Plying

With all due respect to core spun yarns, plying is critical to the appearance, strength, warmth, and durability of yarn.  Why then, in modern spinning culture is plying considered a second rate procedure?  Spinners that have many beautiful, expensive spindles, use toilet paper rolls as storage/plying bobbins and a shoe box with knitting needles as a lazy Kate.

Sorry, but singles do not feed smoothly and evenly off of  a toilet paper roll on a knitting needle stuck through a shoe box. The result is less even plying.  A smooth, even flow of each single is required for good plying.  This is not a noticeable issue working with a few skeins of low twist woolen singles for 2-ply worsted weight yarns or even 4-ply DK yarns.  However, if one is making fine sock yarns or warp for a large weaving project it quickly becomes an issue.

Alden Amos is craftsman that knows how to ply, and is honest enough to tell his students and readers the truth.  Alden's Four Great Principles of Plying work.  However, Alden does not want to scare spinners off by telling them that they need a lot of expensive tools for plying.  That is my job.  (On the other hand, he has never been bashful about selling a lot of expensive tools for plying.)

Good plying tools are as essential as good spinning tools.  Instead of buying that third spinning wheel, use the money to get yourself some really good plying tools.  Get or make a good lazy Kate, with bobbins that fit, so that they turn smoothly.  (Along the way, you are likely to discover that you need a good bobbin winder.)

If you are working with fine or high twist singles, then they are much better behaved if they are blocked before plying.  Blocking singles prior to plying can result in much less over all effort, and much better yarns.

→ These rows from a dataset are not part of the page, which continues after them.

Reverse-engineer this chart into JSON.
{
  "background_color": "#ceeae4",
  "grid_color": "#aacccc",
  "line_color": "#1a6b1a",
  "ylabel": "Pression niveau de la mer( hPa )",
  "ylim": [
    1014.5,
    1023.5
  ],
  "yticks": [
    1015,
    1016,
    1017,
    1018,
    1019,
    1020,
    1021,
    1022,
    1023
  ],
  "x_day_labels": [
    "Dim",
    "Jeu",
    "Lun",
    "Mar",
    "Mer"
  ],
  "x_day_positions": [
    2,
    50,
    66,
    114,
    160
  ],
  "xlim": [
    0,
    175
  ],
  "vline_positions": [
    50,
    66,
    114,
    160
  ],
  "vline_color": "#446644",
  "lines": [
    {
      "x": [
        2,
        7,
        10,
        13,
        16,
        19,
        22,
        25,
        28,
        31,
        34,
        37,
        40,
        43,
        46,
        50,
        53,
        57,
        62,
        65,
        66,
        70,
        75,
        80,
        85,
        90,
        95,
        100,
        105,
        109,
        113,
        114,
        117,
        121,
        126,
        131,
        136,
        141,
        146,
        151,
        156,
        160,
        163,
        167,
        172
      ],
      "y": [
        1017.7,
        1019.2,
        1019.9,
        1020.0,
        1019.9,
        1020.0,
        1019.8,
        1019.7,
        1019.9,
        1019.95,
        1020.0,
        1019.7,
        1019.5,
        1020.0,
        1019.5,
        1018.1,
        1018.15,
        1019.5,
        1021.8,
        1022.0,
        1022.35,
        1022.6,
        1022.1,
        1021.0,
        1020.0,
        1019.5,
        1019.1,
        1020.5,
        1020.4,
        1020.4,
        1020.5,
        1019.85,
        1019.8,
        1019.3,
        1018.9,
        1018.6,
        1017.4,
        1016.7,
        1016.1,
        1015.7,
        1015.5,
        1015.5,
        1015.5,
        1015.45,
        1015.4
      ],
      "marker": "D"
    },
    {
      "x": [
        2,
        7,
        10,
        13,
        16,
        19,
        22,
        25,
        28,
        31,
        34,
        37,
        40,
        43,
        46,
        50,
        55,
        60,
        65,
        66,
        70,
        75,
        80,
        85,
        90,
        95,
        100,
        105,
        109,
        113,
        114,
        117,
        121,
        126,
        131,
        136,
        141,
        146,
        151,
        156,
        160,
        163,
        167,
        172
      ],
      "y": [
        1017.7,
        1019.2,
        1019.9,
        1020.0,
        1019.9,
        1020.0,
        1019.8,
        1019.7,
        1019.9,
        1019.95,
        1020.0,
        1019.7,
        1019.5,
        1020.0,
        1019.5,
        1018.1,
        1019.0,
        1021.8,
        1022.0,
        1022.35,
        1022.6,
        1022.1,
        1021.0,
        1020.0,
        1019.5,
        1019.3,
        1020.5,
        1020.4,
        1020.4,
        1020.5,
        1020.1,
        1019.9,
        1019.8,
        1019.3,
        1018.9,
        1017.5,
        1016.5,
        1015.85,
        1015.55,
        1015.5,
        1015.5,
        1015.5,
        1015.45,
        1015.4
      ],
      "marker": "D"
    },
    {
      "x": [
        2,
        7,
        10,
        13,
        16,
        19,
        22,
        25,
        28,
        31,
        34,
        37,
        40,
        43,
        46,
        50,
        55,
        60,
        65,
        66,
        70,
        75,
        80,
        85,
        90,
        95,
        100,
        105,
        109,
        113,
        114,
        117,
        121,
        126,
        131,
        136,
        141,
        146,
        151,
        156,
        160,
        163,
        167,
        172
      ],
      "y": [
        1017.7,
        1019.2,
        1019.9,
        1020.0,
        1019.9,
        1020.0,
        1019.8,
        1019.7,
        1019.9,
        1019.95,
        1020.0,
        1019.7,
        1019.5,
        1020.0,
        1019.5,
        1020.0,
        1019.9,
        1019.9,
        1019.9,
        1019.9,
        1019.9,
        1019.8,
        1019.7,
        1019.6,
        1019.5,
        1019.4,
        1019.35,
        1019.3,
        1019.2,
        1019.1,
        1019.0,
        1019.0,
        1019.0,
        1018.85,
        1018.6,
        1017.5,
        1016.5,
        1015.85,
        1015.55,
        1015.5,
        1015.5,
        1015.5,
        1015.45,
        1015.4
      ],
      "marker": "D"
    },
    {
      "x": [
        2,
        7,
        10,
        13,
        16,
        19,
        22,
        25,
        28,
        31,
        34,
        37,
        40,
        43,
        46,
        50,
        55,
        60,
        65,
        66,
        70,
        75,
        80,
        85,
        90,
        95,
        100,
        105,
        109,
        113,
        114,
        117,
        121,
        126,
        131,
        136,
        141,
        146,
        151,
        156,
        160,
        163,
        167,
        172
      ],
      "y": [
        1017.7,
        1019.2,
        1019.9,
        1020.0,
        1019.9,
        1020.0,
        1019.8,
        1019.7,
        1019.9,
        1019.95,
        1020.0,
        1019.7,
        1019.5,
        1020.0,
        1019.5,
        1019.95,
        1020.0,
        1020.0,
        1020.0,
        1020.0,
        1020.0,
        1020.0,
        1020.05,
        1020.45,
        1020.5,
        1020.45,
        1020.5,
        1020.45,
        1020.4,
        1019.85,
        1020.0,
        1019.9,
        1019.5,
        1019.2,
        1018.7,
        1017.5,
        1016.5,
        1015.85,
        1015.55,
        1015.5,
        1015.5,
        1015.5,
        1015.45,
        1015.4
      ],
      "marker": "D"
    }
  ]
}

With high energy singles, Alden's principle of rewound bobbins is an understatement.

Blocking can be accomplished by running the single through a steamer under tension.  Such a device can be made from a "T" of  PVC pipe attached to an inexpensive clothes steamer.  Less energetic singles can simply be wound onto reels, then washed and dried on the reel or the "Shaker Rocket Ship". This will take the combing/spinning oil out of the yarn and allow extended storage.  Here are some currently in use at the Tulip Patch:
The pointy thing, holds reels for winding off.

After washing and drying, singles can be wound into skeins for storage or put on plying bobbins.  I have also started using pirns as cores for winding cones.  More docile singles can simply be wound into center pull cakes for storage.

Now, comes the point of this post. Very fine singles are still a challenge to ply, particularly if you are doing 6 or 10  or more plies.  When working with large numbers of fine plies, consistent and uniform tension can be achieved with a tension box of the type used by weavers for warping sectional beams.  
I  use one made by AVl.  The one above by Leclerc is simpler.  For a spinner to buy, there is some sticker shock, but they are easy to make, once you have the idea - dowels between 2 reeds or raddles.

I have mine about 6' from the spinning orifice, and use DRS controlled twist insertion.  I allow twist to occur  as the singles exit the tension box. The result is fast uniform plying even when working with fine, high energy singles.